Six teeth, including the chipped one, were going to be fixed, from canine to canine. Each tooth would be individually prepped to eventually accept an individual porcelain veneer that fits better than a glove.

                  Before                          

Dr. Gustafson first took an impression and had his lab build a before-and-after, three-dimensional model. If you’re not sure you want to do this, just wait until you see the “after” model of what your teeth could look like.

Then work started. It was divided into two sessions.
                                                                                     After

Dr. Gustafson and Sharon numbed the area and filed down each tooth. They work carefully and in tandem – no wasted motion.

When my teeth were prepped, Sharon made me what is called a “temporary.” Besides needles, this was another part of my anxiety. I had a major meeting coming up in two days, replete with visions of doing my talk in front of 30 people – with teeth that looked like the big wax buck teeth and red lips parents used to hand out on Halloween.

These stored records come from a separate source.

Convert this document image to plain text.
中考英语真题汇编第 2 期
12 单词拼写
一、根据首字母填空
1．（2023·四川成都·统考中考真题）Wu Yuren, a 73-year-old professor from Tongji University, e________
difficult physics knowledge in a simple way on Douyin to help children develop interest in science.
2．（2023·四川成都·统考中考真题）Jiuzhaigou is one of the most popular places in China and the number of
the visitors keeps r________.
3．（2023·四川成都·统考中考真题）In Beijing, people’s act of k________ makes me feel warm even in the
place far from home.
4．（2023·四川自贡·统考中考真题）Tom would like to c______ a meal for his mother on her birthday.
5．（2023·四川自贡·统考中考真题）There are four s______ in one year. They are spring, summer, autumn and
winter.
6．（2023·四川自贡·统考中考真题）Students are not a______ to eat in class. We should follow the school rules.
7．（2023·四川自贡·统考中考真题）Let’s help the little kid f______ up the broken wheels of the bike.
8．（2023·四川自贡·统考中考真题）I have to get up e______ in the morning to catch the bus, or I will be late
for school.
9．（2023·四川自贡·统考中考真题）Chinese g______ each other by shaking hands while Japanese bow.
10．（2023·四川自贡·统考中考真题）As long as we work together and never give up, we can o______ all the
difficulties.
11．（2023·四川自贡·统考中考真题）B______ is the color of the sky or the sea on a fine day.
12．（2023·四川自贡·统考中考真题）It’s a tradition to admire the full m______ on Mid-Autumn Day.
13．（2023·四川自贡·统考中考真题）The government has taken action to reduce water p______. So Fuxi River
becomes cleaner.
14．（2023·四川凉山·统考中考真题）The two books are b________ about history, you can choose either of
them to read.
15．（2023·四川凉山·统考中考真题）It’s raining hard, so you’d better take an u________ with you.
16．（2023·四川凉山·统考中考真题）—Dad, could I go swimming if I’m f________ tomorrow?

The temporary was nothing of the kind. Unlike the permanent teeth I would get, the temporary is one, solid piece. Dr. Gustafson and Sharon worked on it a little and when I left, you probably wouldn’t have known it was a temporary fitting unless I’d told you.

Before I left, we did a color match. This is one place where science takes a backseat to art.

Sharon and Dr. Gustafson must have spent half an hour holding up samples to match my teeth in color and tone. (It’s worthwhile to note that Dr. Gustafson suggested I bleach my teeth before this process. I’d started smoking when I was 12, and even though I stopped 4 years ago, my teeth were still a sexy, inviting murky yellowish-gray.)

Phase Two
Two weeks and one broken temporary later (don’t chew on anything with a temporary), I was back in the chair. The temporary came off, Sharon and Dr. Gustafson cleaned up the teeth, and then one by one, they cemented the veneers to each tooth.

This is when science is given the weekend off and art takes over. I could probably stick a veneer over one of your teeth. No big thing.

But I can’t shape it. I can’t fit is so that it feels just like your own tooth. And I can’t make it appear to be a natural fit among the other teeth.

Dr. Gustafson can. It must not be too unlike sculpting. When he finally held up a mirror, I was stunned.

For 34 years, I’d walked around looking like I got out of a bar fight the previous evening. And now, it was not only fixed, but better than before.

My front six teeth are level. The color matches perfectly. People I run into have, almost to the individual, noticed something different about me, but because these teeth are such a natural fit, they can’t put their finger on it.

The real test, though, was when my mom came to dinner.

This is a woman who went to work so I could have braces. She didn’t know what my wide smile was for, but then she noticed the chip she’d grown so accustomed to was gone, like it had never happened.

She gave me a big smile back and said, “It’s about time.” That made it all worthwhile.